Черная уродливо укороченная — будто отлитая из чугуна — тень разделяла нас. Кусты дышали земляной грозной сыростью. Как свежая могила.
— В трубочку они наблюдают, — лакейски подкинули из кустов и грязно выругались.
— Андрей, я тебя узнала. Ты Андрей Ребро, слесарь при банях. А прячется Савка Копыця. Анька, твоя старшая сестра, телеграфисткой у нас работает. Я ей сообщу, чем ты промышляешь.
— Тебя-то мы не тронем, — успокоили из кустов, — не дрейфь. А ему феню похудаем обовязково.
— Беги! — шепнула Елена и выдвинулась вперед, чтобы прикрыть меня своим телом.
Я напрягся. Нет, я не побегу, я не заяц.
Савка Копыця увалисто вылез на тропу, но я чувствовал, что в дремучести скрывается еще кто-то.
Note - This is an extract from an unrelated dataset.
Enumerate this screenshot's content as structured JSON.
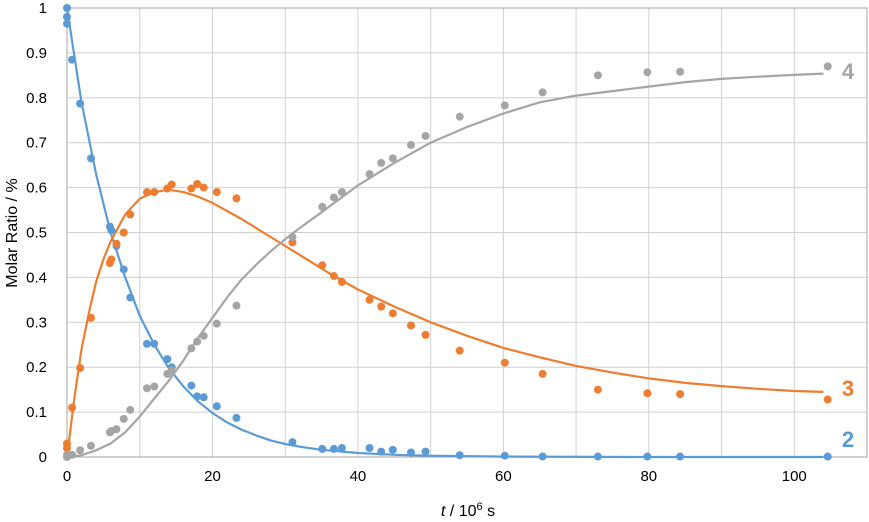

А все было так изумительно, так прекрасно. Сельский клуб, объединяющий людей. Дивный вальс Штрауса. Лакированное ландо на аллее Венского леса. Серебристый профиль отца. Аромат ночной красавицы. Милая девушка рядом. Тропа, мерцающая лунным — зеленовато-куинджевским — светом. Даже пронзительный вой сирены и тупые залпы зениток не испортили настроение, а, наоборот, лишь оттенили его.
Нет, я не испугаюсь. Отец не был трусом, и я не дрогну. Пусть я совершу глупость. Все равно они мне феню похудают. Я выдернул кулак из кармана и с маху — не думая о последствиях, метнул его в мокрые, расползшиеся губы. Ударил в общем не серьезно, скорее для престижа. Ну что они, в самом деле, — я им глину приехал добывать, а они отметелить меня собрались. За что, спрашивается?
Сдачи получил молниеносно. И как получил! Точно под дых и синхронно — в ухо. Хрустнуло и потекло. Но что и где хрустнуло, что и где потекло, не сообразить. Они не шутили. Елена рванулась вбок. Треснули ветки. А я кинулся вперед, и вначале мне повезло. Я ударил Копыцю в грудь, а потом взял его «на одессу», снизу вверх — в подбородок теменем. Но это был мой единственный успех. Коренастый, с мокрыми губами, хлобыстнул в ответ — нет, не меня, а скорее, по мне, зло выхыкивая из легких воздух, вложив в движение, ей-богу, не меньше полцентнера — с оттяжкой. Кто-то третий — с тыла — подбил мои ноги, и я, не удержавшись, рухнул навзничь, успев отметить, что кравцовская земля весьма твердая. Сейчас они покажут, где раки зимуют. Варначье проклятое, ненавижу, ненавижу их!.. И они показывали мне не меньше минуты. Но надо признать — по-джентльменски, молотили исключительно кулаками. Я не сопротивлялся. Лицо прикрывал и живот.